Per settimane tutta l’attenzione mediatica si è concentrata sulle ormai leggendarie accise. Non è che queste imposte stiano diventando un falso problema?

«Ovvio, perché non c’è un sistema di controllo del prezzo. In realtà per garantire gli automobilisti, il gestore dovrebbe esporre il prezzo di acquisto e le compagnie dovrebbe comunicare al ministero il prezzo di vendita. Si è molto dibattuto sul prezzo medio, noi siamo contrari poiché non è indicativo, è fuorviante. Su questa battaglia siamo soli. Tutto nasce purtroppo dalle famose “lenzuolate” di Bersani che hanno liberalizzato il sistema tranne l’operatività dei piccoli gestori ancora vincolati ai margini imposti dai petrolieri. Chi non è dentro non lo capisce, noi abbiamo famiglie e dipendenti, ci sono colleghi che portano a casa appena 50 euro al giorno. Inaccettabile. Un’altra questione che andrebbe seriamente affrontata poi è quella del bancomat. Il pagamento telematico è un servizio che rendiamo volentieri agli automobilisti perché riduce il rischio di rapine, ma non possiamo più reggere commissioni annue da 10mila o 20mila euro. A questo punto o le pagano i clienti o se le cariche lo Stato»

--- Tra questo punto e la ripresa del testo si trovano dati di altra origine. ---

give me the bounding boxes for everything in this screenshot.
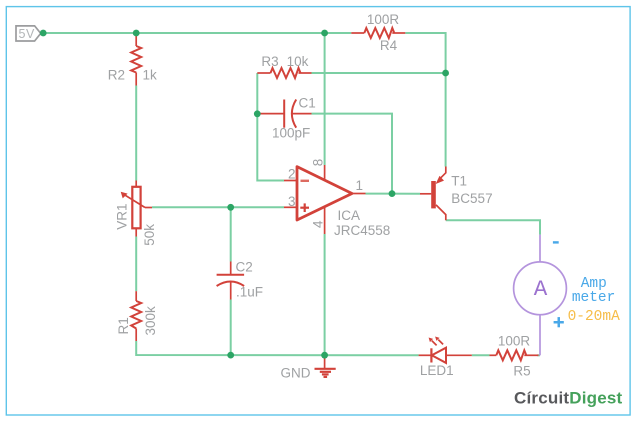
wire ground rail — [136, 341, 418, 355]
wire VR1 bottom to R1 top — [135, 237, 137, 292]
wire R3 output to R4 junction — [312, 72, 446, 74]
svg-text:R3: R3 — [261, 54, 278, 69]
supply tag 5V — [16, 26, 41, 41]
svg-text:C1: C1 — [299, 96, 316, 111]
svg-text:CírcuitDigest: CírcuitDigest — [514, 389, 623, 408]
svg-text:GND: GND — [281, 365, 311, 380]
svg-text:100R: 100R — [367, 12, 400, 27]
svg-text:100R: 100R — [498, 333, 531, 348]
node R2 top on 5V rail — [133, 30, 140, 37]
node ground junction — [321, 352, 328, 359]
svg-text:R4: R4 — [380, 38, 398, 53]
svg-text:.1uF: .1uF — [236, 284, 263, 299]
resistor R5 — [490, 333, 539, 378]
node pin8 branch on 5V rail — [321, 30, 328, 37]
capacitor C2 — [217, 260, 263, 300]
svg-text:LED1: LED1 — [420, 363, 454, 378]
svg-text:BC557: BC557 — [451, 191, 492, 206]
svg-text:100pF: 100pF — [272, 125, 310, 140]
svg-text:R5: R5 — [513, 363, 530, 378]
wire VR1 wiper to op-amp pin 3 — [152, 206, 284, 208]
wire op-amp pin 4 to ground rail — [324, 234, 326, 355]
node 5V tag output — [40, 30, 47, 37]
svg-text:0-20mA: 0-20mA — [568, 309, 621, 325]
logo CircuitDigest — [514, 389, 623, 408]
node R3/R4 junction — [442, 70, 449, 77]
wire op-amp pin 8 supply — [324, 33, 326, 165]
svg-text:C2: C2 — [236, 260, 253, 275]
label Amp meter — [572, 276, 616, 306]
svg-text:R2: R2 — [108, 68, 125, 83]
op-amp U1 ICA JRC4558 — [284, 159, 390, 238]
svg-text:1k: 1k — [143, 68, 158, 83]
svg-text:10k: 10k — [287, 54, 309, 69]
svg-text:300k: 300k — [143, 306, 158, 336]
wire 5V rail — [43, 32, 351, 34]
wire LED to R5 — [472, 354, 490, 356]
wire C2 bottom to ground rail — [230, 300, 232, 356]
wire R2 bottom to VR1 top — [135, 86, 137, 181]
svg-text:50k: 50k — [142, 224, 157, 246]
wire T1 collector to ammeter — [446, 220, 540, 234]
svg-text:4: 4 — [310, 220, 325, 228]
svg-text:T1: T1 — [451, 173, 467, 188]
led LED1 — [419, 337, 472, 378]
node op-amp output / feedback junction — [389, 190, 396, 197]
capacitor C1 — [257, 96, 315, 141]
wire C2 top stub — [230, 207, 232, 261]
label ammeter minus — [553, 241, 559, 243]
svg-text:2: 2 — [288, 167, 296, 182]
svg-text:R1: R1 — [116, 317, 131, 334]
wire op-amp output to T1 base — [366, 193, 421, 195]
svg-text:ICA: ICA — [338, 208, 361, 223]
resistor R3 — [257, 54, 311, 78]
svg-text:A: A — [534, 276, 548, 302]
resistor R1 300k — [116, 291, 158, 341]
node C2 bottom on ground rail — [227, 352, 234, 359]
node C1 left junction — [254, 110, 261, 117]
wire C1 right to output node — [312, 114, 393, 194]
svg-text:meter: meter — [572, 290, 616, 306]
ammeter M1 — [514, 235, 567, 356]
svg-text:VR1: VR1 — [115, 204, 130, 230]
svg-text:1: 1 — [356, 178, 364, 193]
label ammeter plus — [554, 317, 564, 327]
wire R5 right stub — [537, 354, 540, 356]
svg-text:JRC4558: JRC4558 — [334, 223, 390, 238]
resistor R2 — [108, 33, 157, 86]
potentiometer VR1 50k — [115, 181, 158, 246]
svg-text:3: 3 — [288, 194, 296, 209]
ground GND — [281, 355, 336, 380]
label 0-20mA — [568, 309, 621, 325]
resistor R4 — [351, 12, 405, 53]
svg-text:8: 8 — [310, 159, 325, 167]
node wiper / C2 junction — [227, 204, 234, 211]
transistor T1 BC557 — [420, 167, 493, 221]
wire R4 right to T1 emitter — [405, 33, 445, 167]
wire feedback left rail to op-amp pin 2 — [257, 73, 284, 181]
svg-text:5V: 5V — [19, 27, 35, 41]
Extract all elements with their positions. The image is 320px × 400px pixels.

A chi fa comodo questo caos?

«Naturalmente alle compagnie petrolifere e ai loro fiancheggiatori. L’Angac da tempo ripropone l’istituzione del Cip, il Comitato interministeriale prezzi. Storicamente sappiamo che in congiunture negative, condizionate da eventi di forte impatto economico, interveniva il Cip e fissava il prezzo unico in tutta Italia. Questa liberalizzazione ha svilito la nostra professione: un tempo l’automobilista arrivava e riceveva l’assistenza completa: dalla benzina alla pressione degli pneumatici. Ora all’utente interessa solo il prezzo al litro».

Presidente Balia, secondo lei anche il fenomeno delle pompe bianche è stata una reazione alle anomalie del sistema?

«In realtà le pompe bianche sono esse stesse un’anomalia perché hanno contribuito ad alterare il mercato dei carburanti. In Italia si registrano dai 13 ai 15 miliardi di evasione fiscale all’anno nel settore dei carburanti che arrivano dall’estero, senza accise e senza Iva. Quando lei vede prezzi troppo bassi, lì c’è evasione fiscale. Noi non possiamo reggere la concorrenza di quei prezzi perché abbiamo un contratto in esclusiva con le compagnie petrolifere e siamo controllati da remoto, sanno quanto compriamo e vendiamo, sanno tutto. Abbiamo fatto decine di esposti, ma si non è mosso nessuno. Ma non solo. Facciamo decine di corsi per garantire la sicurezza del cliente in casi di emergenza nelle aree di servizio. Tutto inutile, arriva un automobilista qualunque per rifornirsi al self e fa le stesse cose che facciamo noi. C’è gente che fuma o che parla al telefono mentre fa benzina, addirittura è capitato che qualcuno se ne sia andato con la pompa attaccata all’auto…».